Mais la réaction chinoise semble relativement mesurée: sur les réseaux sociaux, des nationalistes chinois avaient appelé le régime communiste à fermer le consulat des Etats-Unis à Hong Kong, considérablement plus gros et stratégique que celui de Chengdu.

«Pour l’heure, il semblerait que la Chine ait choisi une réponse graduée plutôt qu’une réaction (…) qui appellerait une riposte américaine», observe le sinologue Victor Shih, de l’Université de Californie à San Diego.

Le président Donald Trump a jugé «possible» que d’autres représentations chinoises soient fermées. Outre son ambassade à Washington, la Chine dispose de cinq consulats aux Etats-Unis en comptant Houston.

Signe de la méfiance ambiante, la police américaine soupçonne une chercheuse chinoise, accusée d’avoir dissimulé ses liens avec l’armée, de s’être réfugiée au consulat de Chine à San Francisco afin d’échapper à son arrestation.

La riposte de Pékin a fait chuter les places boursières chinoises: Hong Kong a terminé en baisse de 2,19%, Shanghai de 3,9% et Shenzhen de 5%.

A part Pékin et Chengdu, une métropole de plus de 16 millions d’habitants, les Etats-Unis comptent quatre consulats en Chine continentale (Canton, Shanghai, Shenyang, Wuhan).

La mission de Chengdu, inaugurée en 1985, couvre le sud-ouest de la Chine, notamment la région autonome du Tibet. Selon son site internet, elle compte 200 employés, dont 150 de statut local.
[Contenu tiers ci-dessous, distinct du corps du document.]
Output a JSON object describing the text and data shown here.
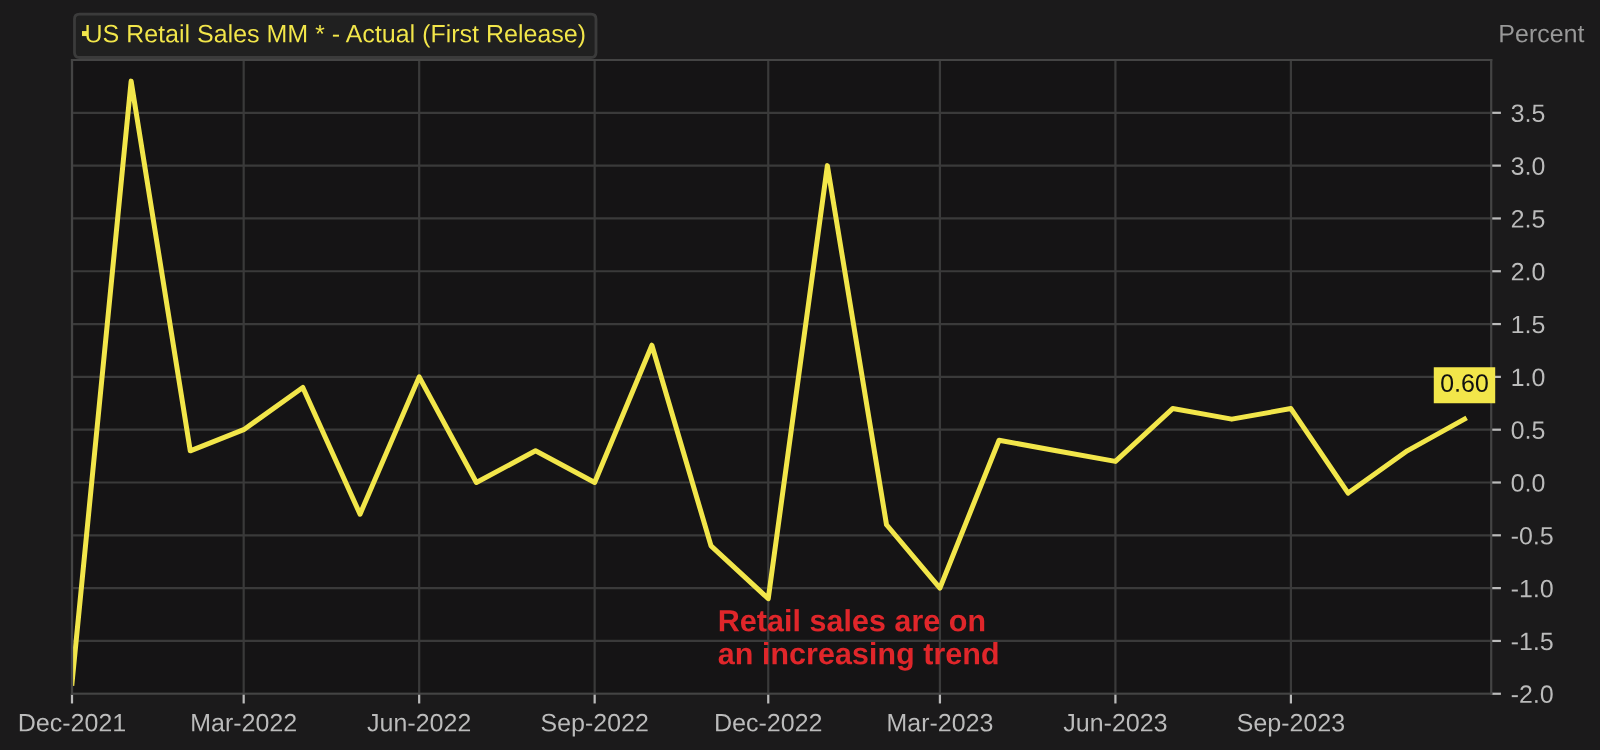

En 2013, la Chine avait demandé des explications aux Etats-Unis après la publication dans la presse d’une carte, divulguée par le lanceur d’alerte Edward Snowden, montrant des sites d’espionnage américain dans le monde. Le consulat de Chengdu y figurait.

Le site avait été rendu célèbre l’année précédente quand un ancien bras droit de Bo Xilai, alors étoile montante du Parti communiste chinois (PCC), y avait fait défection et demandé l’asile politique.

L’affaire retentissante avait précipité la chute de M. Bo, alors considéré comme un rival potentiel de Xi Jinping pour diriger la Chine. Il purge désormais une peine de prison à vie.